And, with clubs still feeling the financial effects of the COVID-19 pandemic, supporters have been warned to brace themselves for another attempt from the elite to launch a European Super League.
A new report has uncovered how top flight clubs' finances were impacted by the COVID-19 pandemic, with Chelsea being the worst hit of all 20 sides.
The start of the 2020/21 campaign was delayed until September due to the late finishing of the previous term, which was halted at the halfway stage when COVID hit.
The combined loss of all Premier League clubs was slightly down on the figures for that previous season, where the 20 clubs together lost £1.38bn - a record figure since 2009.
Financial analysts Vysyble found Chelsea set a new record for losses in a single season since its summary work on the Premier League began in 2009 - a staggering £205.71million.
The losses in the English top flight in 2020/21 came despite combined revenue of £4.88bn - £3.34bn of which was made up of broadcast income.
Matchday revenue was £30m, the report found. That's a fraction of the £700m that would have been expected, with COVID having a huge impact on attendances with the majority of games being played behind closed doors.
A limited number of fans were then permitted to attend matches from May - which meant every team played at least one match in front of supporters before the season ended.
Despite the lack of crowds, staff costs still rose by 5.86 per cent to £3.45bn.
Vysyble co-founder Roger Bell said: "The 'Big Six' clubs [Arsenal, Chelsea, Liverpool, Manchester City, Manchester United and Tottenham] achieved combined economic losses of £688.76m which represents 63 per cent of the overall divisional economic loss for the year."
Bell said Vysyble's figures showed there was just a one in three instance of a Premier League club achieving an economic profit over the period since 2009.
The season was also marked by a short-lived attempt by the 'Big Six' to form a European Super League, which quickly collapsed amid political pressure and fan outrage.

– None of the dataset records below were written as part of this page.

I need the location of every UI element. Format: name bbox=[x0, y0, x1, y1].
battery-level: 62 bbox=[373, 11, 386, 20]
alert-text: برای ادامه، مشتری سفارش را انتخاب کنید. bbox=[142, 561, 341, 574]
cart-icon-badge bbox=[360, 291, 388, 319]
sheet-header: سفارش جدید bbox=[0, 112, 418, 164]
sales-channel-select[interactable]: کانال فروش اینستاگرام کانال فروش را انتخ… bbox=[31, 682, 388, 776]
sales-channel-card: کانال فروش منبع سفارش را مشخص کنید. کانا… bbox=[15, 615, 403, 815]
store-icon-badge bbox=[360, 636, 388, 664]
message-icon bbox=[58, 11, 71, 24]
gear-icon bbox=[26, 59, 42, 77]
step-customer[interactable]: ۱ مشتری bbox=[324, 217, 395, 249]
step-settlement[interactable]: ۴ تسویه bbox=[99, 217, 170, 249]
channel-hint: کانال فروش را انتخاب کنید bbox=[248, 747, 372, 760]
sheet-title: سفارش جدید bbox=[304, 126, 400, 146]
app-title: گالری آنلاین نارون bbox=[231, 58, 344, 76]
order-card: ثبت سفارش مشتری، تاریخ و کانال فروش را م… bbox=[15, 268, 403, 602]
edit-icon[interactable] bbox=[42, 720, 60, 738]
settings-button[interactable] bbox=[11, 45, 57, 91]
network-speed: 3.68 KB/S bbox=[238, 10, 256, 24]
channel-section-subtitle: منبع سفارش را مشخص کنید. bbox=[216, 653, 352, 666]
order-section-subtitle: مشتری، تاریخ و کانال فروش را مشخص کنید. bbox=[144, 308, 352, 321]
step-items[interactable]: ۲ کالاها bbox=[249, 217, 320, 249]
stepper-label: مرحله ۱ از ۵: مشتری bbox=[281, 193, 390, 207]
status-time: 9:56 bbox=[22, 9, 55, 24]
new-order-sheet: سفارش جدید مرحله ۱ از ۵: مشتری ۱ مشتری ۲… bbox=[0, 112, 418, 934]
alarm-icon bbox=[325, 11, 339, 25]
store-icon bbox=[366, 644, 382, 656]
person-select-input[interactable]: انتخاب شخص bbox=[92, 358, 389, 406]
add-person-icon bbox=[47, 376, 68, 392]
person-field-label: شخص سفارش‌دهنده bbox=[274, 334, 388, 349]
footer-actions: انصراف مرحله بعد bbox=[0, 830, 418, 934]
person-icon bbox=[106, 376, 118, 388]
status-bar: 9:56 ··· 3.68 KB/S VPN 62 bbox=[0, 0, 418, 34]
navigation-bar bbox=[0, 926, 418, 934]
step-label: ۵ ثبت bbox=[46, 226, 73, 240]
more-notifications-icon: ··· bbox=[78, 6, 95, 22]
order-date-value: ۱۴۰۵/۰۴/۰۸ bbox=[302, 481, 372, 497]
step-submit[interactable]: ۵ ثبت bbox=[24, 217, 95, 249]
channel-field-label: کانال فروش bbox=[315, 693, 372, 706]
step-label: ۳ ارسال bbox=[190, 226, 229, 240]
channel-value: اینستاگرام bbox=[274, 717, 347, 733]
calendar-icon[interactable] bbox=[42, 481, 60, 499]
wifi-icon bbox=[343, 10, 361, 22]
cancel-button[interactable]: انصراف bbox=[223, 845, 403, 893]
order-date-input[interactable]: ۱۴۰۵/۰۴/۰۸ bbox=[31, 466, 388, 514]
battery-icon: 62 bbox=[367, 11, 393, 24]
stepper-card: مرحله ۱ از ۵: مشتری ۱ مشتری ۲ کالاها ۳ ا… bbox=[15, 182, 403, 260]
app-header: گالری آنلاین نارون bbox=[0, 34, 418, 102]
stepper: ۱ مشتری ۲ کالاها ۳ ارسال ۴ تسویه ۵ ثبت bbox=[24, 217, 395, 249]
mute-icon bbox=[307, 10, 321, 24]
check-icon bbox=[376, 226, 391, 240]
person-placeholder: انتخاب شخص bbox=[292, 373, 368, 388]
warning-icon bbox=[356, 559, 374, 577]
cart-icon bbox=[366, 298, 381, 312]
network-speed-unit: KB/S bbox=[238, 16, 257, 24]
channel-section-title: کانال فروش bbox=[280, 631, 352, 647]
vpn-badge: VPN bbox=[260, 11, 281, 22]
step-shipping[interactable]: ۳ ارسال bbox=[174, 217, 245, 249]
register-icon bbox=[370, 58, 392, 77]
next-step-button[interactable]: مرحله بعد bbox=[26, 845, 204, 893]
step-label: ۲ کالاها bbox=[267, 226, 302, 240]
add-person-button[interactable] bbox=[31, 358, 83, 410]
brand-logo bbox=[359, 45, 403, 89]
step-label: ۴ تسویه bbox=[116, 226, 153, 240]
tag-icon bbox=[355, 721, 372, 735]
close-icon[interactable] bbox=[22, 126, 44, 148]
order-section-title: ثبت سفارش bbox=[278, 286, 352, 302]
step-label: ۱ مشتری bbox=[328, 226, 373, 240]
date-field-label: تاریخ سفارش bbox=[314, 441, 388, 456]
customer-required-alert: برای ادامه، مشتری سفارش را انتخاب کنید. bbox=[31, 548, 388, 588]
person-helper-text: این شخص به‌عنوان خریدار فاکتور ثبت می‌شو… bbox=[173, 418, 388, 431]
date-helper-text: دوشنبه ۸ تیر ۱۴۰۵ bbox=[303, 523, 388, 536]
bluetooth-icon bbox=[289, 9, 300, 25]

And with ownership of a Premier League football club not a guarantee of financial success, the financial expert admitted another attempt to form a lucrative breakaway is all the more likely in the coming years.
Bell added: "Owning a top English football club is not a profitable enterprise. Football lacks the merger and acquisition element that we commonly see in general commerce when a sector is performing poorly from a financial standpoint.
"Therefore, in football's case, financial reform must either be operational or structural in nature. Indeed the Super League was an obvious and highly predictable expression of the latter option.
"With numbers as dire as they have been over the last two years, Super League version 2.0 is not at all inconceivable."